Sometimes I read something that strikes me with such force, I wonder if others respond to it with the same intensity, or even anything approaching it. Usually it is a passage that delivers a powerful shock of recognition, as if the author has swept aside a curtain and there, with stark clarity, are your own most intimate reflections. It is for moments like that, even more than the wonderful and historically accurate adventures or the unforgettable relationship between the two main characters, that I so enthusiastically — and perhaps tiresomely — recommend to my friends that they read the Patrick O’Brian novels about British naval officer Jack Aubrey and surgeon Stephen Maturin, circa 1800. To be sure, the series has a cult-ish following, but I fear many more who might fall in love with it would never pick it up, mistaking it for some pot-boiler seafaring romance, or if they do begin reading it, bail out at the first difficulty with the period language and the baffling naval terms.

But those who aren’t put off in advance or in the early going will find serious reward.  Consider this passage from page 350 of my edition of the second in the series, Post Captain (all you really need to know about the situation is that Stephen Maturin has found himself forced by strictures of the contemporary code of honor into the prospect of a profoundly unwanted duel, and he’s borrowed pistols to practice his shooting):

“The evening, as he rode back, was as sweet as an early autumn evening could be, still intensely humid, a royal blue sea on the right hand, pure dunes on the left, and a benign warmth rising from the ground.
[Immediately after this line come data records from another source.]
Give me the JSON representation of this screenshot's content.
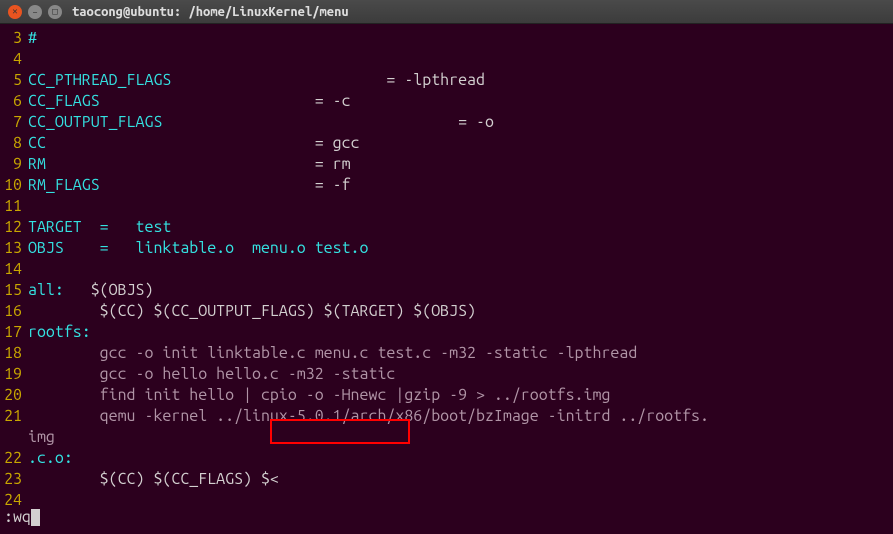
{
  "window": {
    "title": "taocong@ubuntu: /home/LinuxKernel/menu"
  },
  "lines": {
    "l3": {
      "no": "3",
      "hash": "#"
    },
    "l4": {
      "no": "4"
    },
    "l5": {
      "no": "5",
      "var": "CC_PTHREAD_FLAGS",
      "val": "= -lpthread",
      "spaces": "                        "
    },
    "l6": {
      "no": "6",
      "var": "CC_FLAGS",
      "val": "= -c",
      "spaces": "                        "
    },
    "l7": {
      "no": "7",
      "var": "CC_OUTPUT_FLAGS",
      "val": "= -o",
      "spaces": "                                 "
    },
    "l8": {
      "no": "8",
      "var": "CC",
      "val": "= gcc",
      "spaces": "                              "
    },
    "l9": {
      "no": "9",
      "var": "RM",
      "val": "= rm",
      "spaces": "                              "
    },
    "l10": {
      "no": "10",
      "var": "RM_FLAGS",
      "val": "= -f",
      "spaces": "                        "
    },
    "l11": {
      "no": "11"
    },
    "l12": {
      "no": "12",
      "var": "TARGET  =   test"
    },
    "l13": {
      "no": "13",
      "var": "OBJS    =   linktable.o  menu.o test.o"
    },
    "l14": {
      "no": "14"
    },
    "l15": {
      "no": "15",
      "target": "all:",
      "deps": "   $(OBJS)"
    },
    "l16": {
      "no": "16",
      "cmd": "        $(CC) $(CC_OUTPUT_FLAGS) $(TARGET) $(OBJS)"
    },
    "l17": {
      "no": "17",
      "target": "rootfs:"
    },
    "l18": {
      "no": "18",
      "cmd": "        gcc -o init linktable.c menu.c test.c -m32 -static -lpthread"
    },
    "l19": {
      "no": "19",
      "cmd": "        gcc -o hello hello.c -m32 -static"
    },
    "l20": {
      "no": "20",
      "cmd": "        find init hello | cpio -o -Hnewc |gzip -9 > ../rootfs.img"
    },
    "l21": {
      "no": "21",
      "cmd": "        qemu -kernel ../linux-5.0.1/arch/x86/boot/bzImage -initrd ../rootfs."
    },
    "l21b": {
      "cmd": "img"
    },
    "l22": {
      "no": "22",
      "target": ".c.o:"
    },
    "l23": {
      "no": "23",
      "cmd": "        $(CC) $(CC_FLAGS) $<"
    },
    "l24": {
      "no": "24"
    }
  },
  "command": ":wq",
  "highlight": {
    "text": "/linux-5.0.1/"
  }
}
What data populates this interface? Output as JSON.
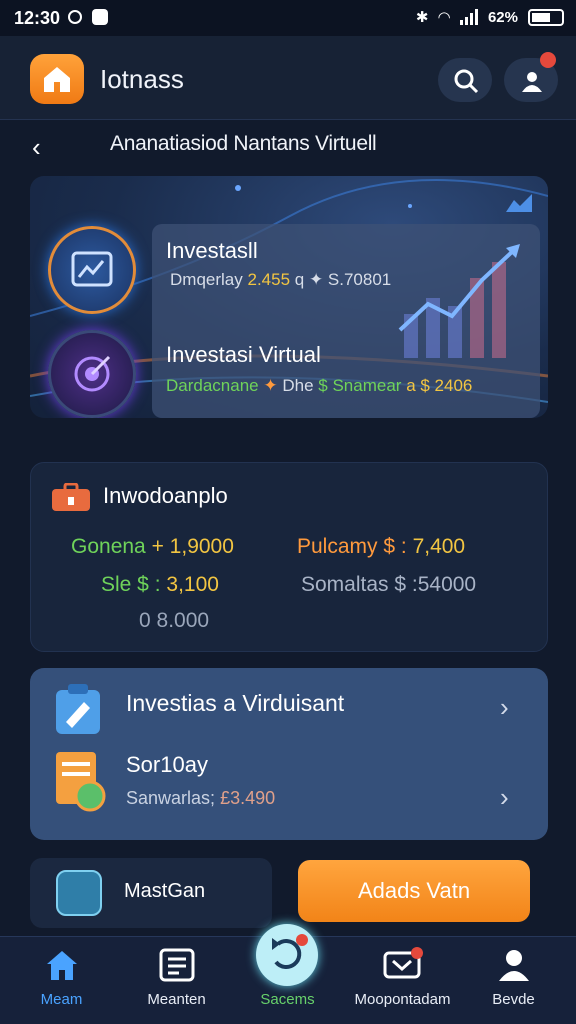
{
  "status_bar": {
    "time": "12:30",
    "battery_text": "62%"
  },
  "header": {
    "app_title": "Iotnass"
  },
  "subheader": {
    "back_glyph": "‹",
    "title": "Ananatiasiod Nantans Virtuell"
  },
  "hero": {
    "card1": {
      "title": "Investasll",
      "line_prefix": "Dmqerlay",
      "line_value": "2.455",
      "line_suffix": "q ✦ S.70801"
    },
    "card2": {
      "title": "Investasi Virtual",
      "line_prefix": "Dardacnane",
      "line_mid": "Dhe",
      "line_dollar": "$",
      "line_label": "Snamear",
      "line_value": "a $ 2406"
    }
  },
  "summary": {
    "title": "Inwodoanplo",
    "row1_left_label": "Gonena",
    "row1_left_value": "+ 1,9000",
    "row1_right_label": "Pulcamy $ :",
    "row1_right_value": "7,400",
    "row2_left_label": "Sle $ :",
    "row2_left_value": "3,100",
    "row2_right": "Somaltas $ :54000",
    "row3": "0 8.000"
  },
  "invest": {
    "item1_title": "Investias a Virduisant",
    "item2_title": "Sor10ay",
    "item2_label": "Sanwarlas;",
    "item2_value": "£3.490"
  },
  "actions": {
    "secondary_label": "MastGan",
    "primary_label": "Adads Vatn"
  },
  "tabs": [
    {
      "label": "Meam",
      "icon": "home-icon"
    },
    {
      "label": "Meanten",
      "icon": "list-icon"
    },
    {
      "label": "Sacems",
      "icon": "refresh-icon"
    },
    {
      "label": "Moopontadam",
      "icon": "message-icon"
    },
    {
      "label": "Bevde",
      "icon": "user-icon"
    }
  ],
  "colors": {
    "accent_orange": "#f28418",
    "active_tab": "#4aa3ff",
    "card_blue": "#35507a",
    "green": "#6fd35a",
    "yellow": "#f2c542"
  }
}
The mild horse, a good-natured creature, had a comfortable walk; it knew its way, but seemed to be in no hurry to to reach its stable — indeed, it paused from time to time to take leaves from a shrub he could not identify; and Stephen sank into an agreeable languor, almost separated from his body: a pair of eyes, no more, floating above the white road, looking from left to right. ‘There are days — good evening to you, sir’ — a parson went by, walking with his cat, the smoke from his pipe keeping him company as he walked — ‘there are days,’ he reflected, ‘when one sees as though one had been blind the rest of one’s life. Such clarity — perfection in everything, not merely in the extraordinary. One lives in the very present moment; lives intently. There is no urge to be doing: being is the highest good. However, ‘ he said, guiding the horse left handed into the dunes,’ doing of some kind there must be.’ He slid from the saddle and said to the horse, ‘Now, how can I be sure of your company, my dear?’ The horse gazed at him with glistening intelligent eyes, and brought its ears to bear. ‘Yes, yes, you are an honest fellow, no doubt. But you may not like the bangs; and I may be longer than you choose to wait. Come let me hobble you with this small convenient strap.'”

Shock of recognition? Yes, I rarely ride horses among the dunes or practice my marksmanship with dueling pistols, but that exact sensation of a sudden habitation of the present moment, a dazzling clarity that renders the unremarkable completely extraordinary, has followed me from its first appearance, and sometimes my life seems to unfold insignificantly between those present moments, which contain all the meaning anyone could wish for.